From Sioux Falls, SD, we drove an easy four and a half hours to the Badlands National Park.
The Badlands was where this trip cohered for me. It was where I started really feeling the joy of it — not just casual enjoyment but the pure sense of flight. I’m not sure why I wanted to see the Badlands so much. It’s not everyone’s highest park on the list for sure. Visiting it in July was kind of madness — when we got there it was 103 degrees. I have discovered that I can no longer handle that kind of heat, if I ever could. There is no shade, no shelter to speak of. It does what it says on the tin. This is not a place that welcomes humans.
Maybe that’s why I enjoyed it so much.

To navigate the Badlands in summer, you must become crepuscular. I love that word. It means inhabiting the liminal times — the cool, clean dawn and the gentling, warm palm of evening. My first attempt at hiking in the park ended abortively because I got so hot despite my moisture wicking clothes and bucket hat that I started seeing sparkles on the edge of my vision.

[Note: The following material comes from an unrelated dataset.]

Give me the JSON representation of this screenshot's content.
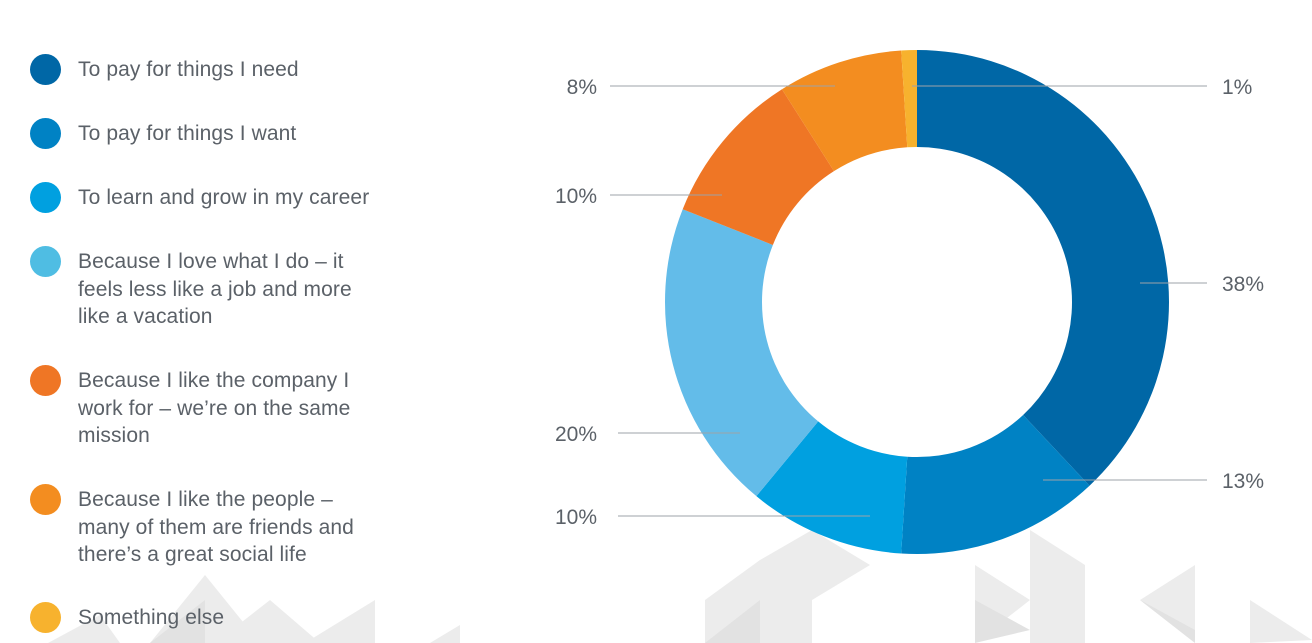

We retreated, went back out that evening, and had a blast.

Sleeping at night was easy, after the storm had cleared the first night. We had the right gear for it — our tent is designed to catch maximum breezes. During the day, once we’d figured out hiking wasn’t a thing we could stomach, we drove into the nearby town of Wall, stopping at all the awesome overlooks along the way. I learned so much about geologic time during this visit. At one stop I read about how the carbon and minerals of a long-dead tropical jungle had contributed to the colorized stripes of the hills, about how other layers were made by inland seas now vanished, other forests, other whole biomes dead and passed away, what is left of their bones now revealed by wind and water and time.

There was a sense as if I was standing in the presence of something immense. I could feel time and it felt not like something to struggle against, but something to let pass through you. Life, constantly reinventing itself.

We were, as I mentioned, already seeing smoke from the fires in Oregon at this point. It colored everything just a little, including the full moon on the second night we stayed at the campgrounds. It was terrible, and it was beautiful. Which is a bit like all of life, really.
The morning we left we got up very early. It was dark. The campground was mostly still asleep. We packed up our tent and went to watch the sunrise.

Everything was very quiet in the desert. There was wind, moving in the cottonwood trees, the hissing clack of their leaves. There was the hoot of an owl, distantly. The sky was pink as the inside of a seashell. I thought of the sea that had died so long ago. Just one sea. Only one. Yet so vast, so full of life, and all that life now scrubgrass and stone.
We got in the car, and continued west, towards Yellowstone.